DRAGAGGI, FANNO FINTA DI NON CAPIRE
(Egidio Banti, notiziario Politico)
Svanito, almeno per ora, l’effetto “exit poll” sulla sentenza del Consiglio di stato in materia di dragaggi, nei giorni scorsi la consueta compagnia di giro che si oppone alla bonifica del golfo spezzino (senza questa volta, ad onor del vero, l’assessore regionale Giacomo Gatti, che ne ha preso lodevolmente le distanze) è tornata ad esibirsi chiedendo, con rinnovata supponenza, la “deperimetrazione” del golfo stesso dal sito nazionale di bonifica denominato “Pitelli”.
Particolarmente attivo al riguardo (la campagna elettorale si avvicina !) è parso l’altro assessore regionale spezzino, Gino Morgillo.
Dunque, secondo Morgillo e gli altri, una legge (magari il “famoso” “emendamento Grillo”, di cui però si è persa ogni traccia…) o un decreto ministeriale dovrebbero compiere il gesto che, nei giochi di carte, si chiama “carta su” !
Insomma, abbiamo sbagliato, scusate, ma l’area a mare di Pitelli (cioè il golfo, con il porto) con l’inquinamento non c’entra nulla.
Ma è possibile una cosa del genere ? Ebbene, cari amici della compagnia di giro, no non è possibile !
Badate che non diciamo che non è opportuna o che non è giusta.

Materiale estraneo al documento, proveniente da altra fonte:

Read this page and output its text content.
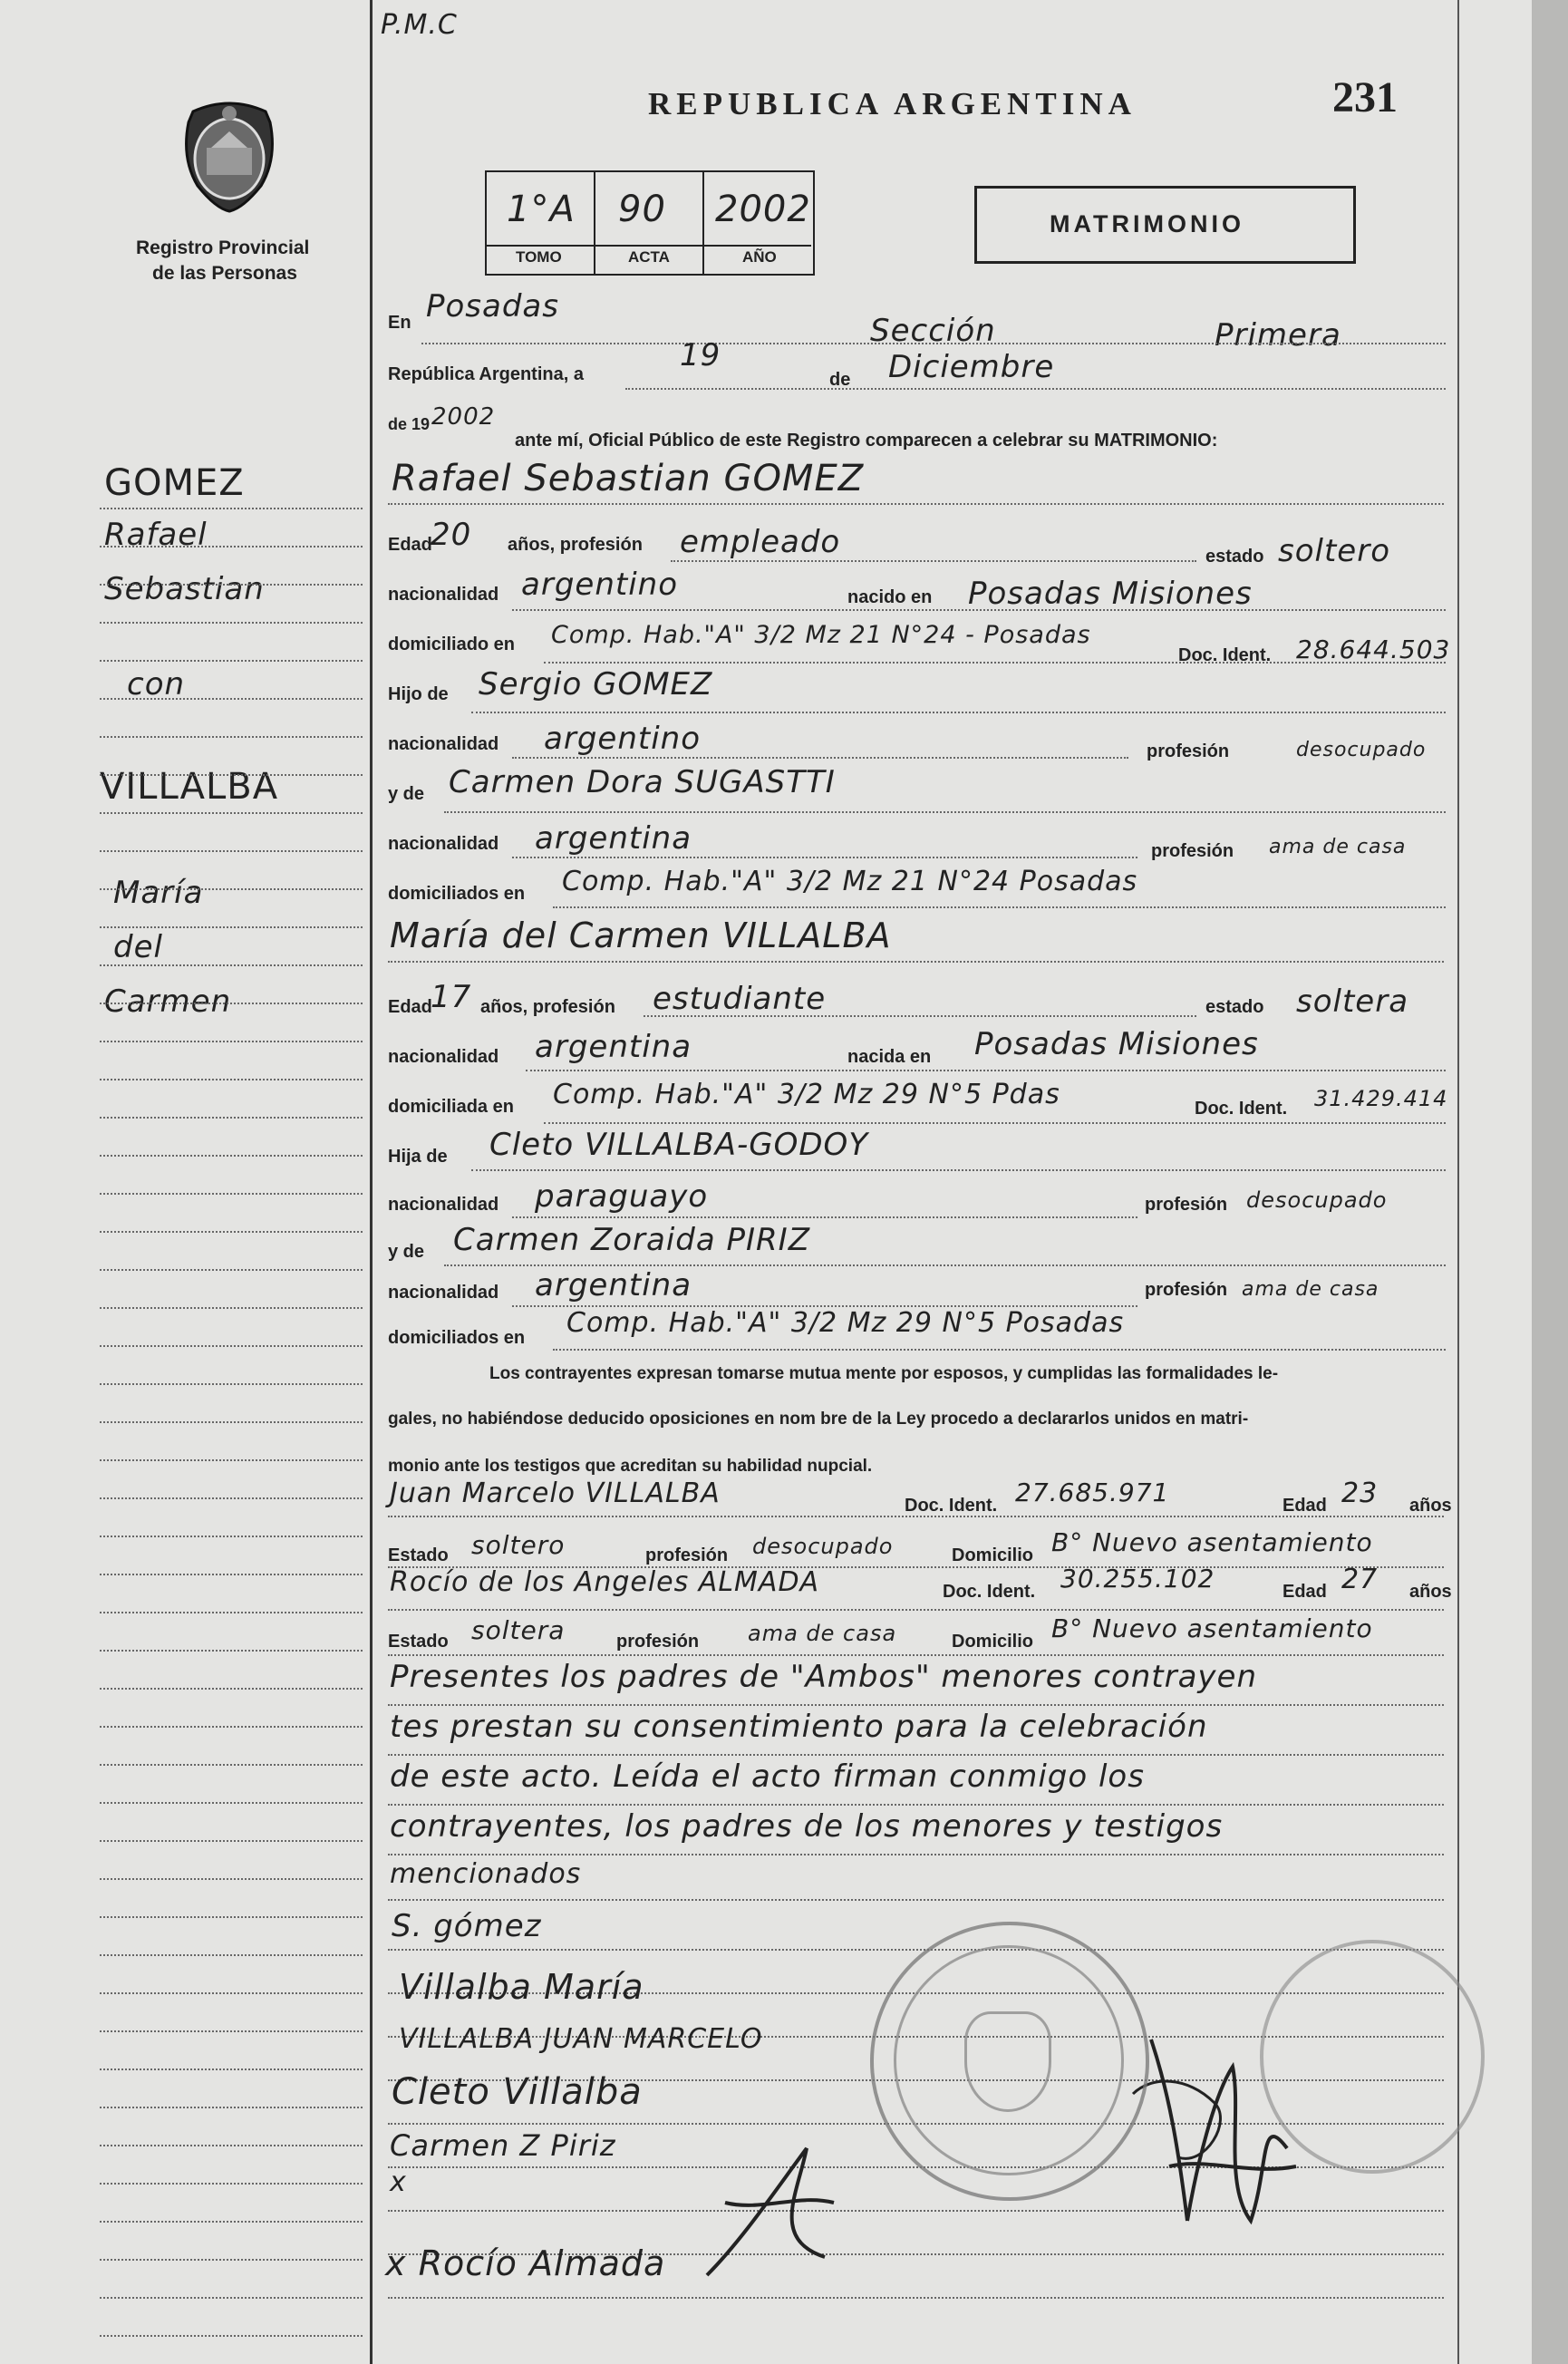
P.M.C
REPUBLICA ARGENTINA	231
Registro Provincial
de las Personas
1°A
TOMO
90
ACTA
2002
AÑO
MATRIMONIO
GOMEZ
Rafael
Sebastian
con
VILLALBA
María
del
Carmen
En Posadas
Sección	Primera
República Argentina, a
19
de Diciembre
de 19 2002
ante mí, Oficial Público de este Registro comparecen a celebrar su MATRIMONIO:
Rafael Sebastian GOMEZ
Edad
20 años, profesión empleado	estado soltero
nacionalidad argentino	nacido en Posadas Misiones
domiciliado en Comp. Hab."A" 3/2 Mz 21 N°24 - Posadas
Doc. Ident. 28.644.503
Hijo de Sergio GOMEZ
nacionalidad argentino	profesión	desocupado
y de Carmen Dora SUGASTTI
nacionalidad argentina	profesión ama de casa
domiciliados en Comp. Hab."A" 3/2 Mz 21 N°24 Posadas
María del Carmen VILLALBA
Edad
17 años, profesión estudiante	estado soltera
nacionalidad argentina	nacida en Posadas Misiones
domiciliada en Comp. Hab."A" 3/2 Mz 29 N°5 Pdas	Doc. Ident. 31.429.414
Hija de Cleto VILLALBA-GODOY
nacionalidad paraguayo	profesión desocupado
y de Carmen Zoraida PIRIZ
nacionalidad argentina	profesión ama de casa
domiciliados en Comp. Hab."A" 3/2 Mz 29 N°5 Posadas
Los contrayentes expresan tomarse mutua mente por esposos, y cumplidas las formalidades le-
gales, no habiéndose deducido oposiciones en nom bre de la Ley procedo a declararlos unidos en matri-
monio ante los testigos que acreditan su habilidad nupcial.
Juan Marcelo VILLALBA	Doc. Ident. 27.685.971	Edad 23 años
Estado soltero	profesión desocupado	Domicilio B° Nuevo asentamiento
Rocío de los Angeles ALMADA	Doc. Ident. 30.255.102	Edad 27 años
Estado soltera	profesión ama de casa	Domicilio B° Nuevo asentamiento
Presentes los padres de "Ambos" menores contrayen
tes prestan su consentimiento para la celebración
de este acto. Leída el acto firman conmigo los
contrayentes, los padres de los menores y testigos
mencionados
S. gómez
Villalba María
VILLALBA JUAN MARCELO
Cleto Villalba
Carmen Z Piriz
x
x Rocío Almada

No, diciamo quello che voi fate finta di non capire, anche se lo sapete benissimo: un decreto del genere non è proprio possibile, perché sarebbe nullo in radice per mancanza assoluta di motivazione.
E neanche è possibile una legge, che avrebbe poi bisogno comunque di un decreto ministeriale, visto che non può essere una legge a stabilire se un sito è o no inquinato.
Dicono: ma bonificare costa troppo ! Ebbene, cari amici, a parte il fatto che i costi reali per ora non si possono ancora quantificare, non vi accorgete che proprio tale argomento vi dà, come si dice, la zappa sui piedi ?
Proprio i costi alti dimostrano, infatti, che l’inquinamento c’è, eccome.
E voi volete fare “carta su” ? Suvvia, il caso è difficile, non lo neghiamo, ma un po’ di serietà non guasterebbe…
IL PIANO E’ SUPERATO
(Egidio Banti, notiziarioPolitico)
Da tempo sosteniamo, anche su queste pagine, che la proposta di Piano regolatore portuale presentata dall’Autorità portuale della Spezia, adottata dagli enti locali e sinora mai approvata né in regione né a Roma, risulta ormai superata.
Non risultano confermati, infatti, i dati relativi al trend della movimentazione commerciale del porto, ma neppure quelli relativi alla resa del lavoro portuale per ettaro.
Appare chiaro che, se tutto ciò fosse vero, ne discenderebbe la necessità di rivedere la prospettiva dei nuovi interramenti, sempre presentata invece dal presidente Bucchioni come una “linea del Piave” per la sopravvivenza stessa del porto.
Ebbene, una chiara conferma delle nostre perplessità viene ora da Genova, ma soprattutto da Cagliari, dove nei giorni scorsi è stato sperimentato il nuovo sistema di automatizzazione delle operazioni portuali.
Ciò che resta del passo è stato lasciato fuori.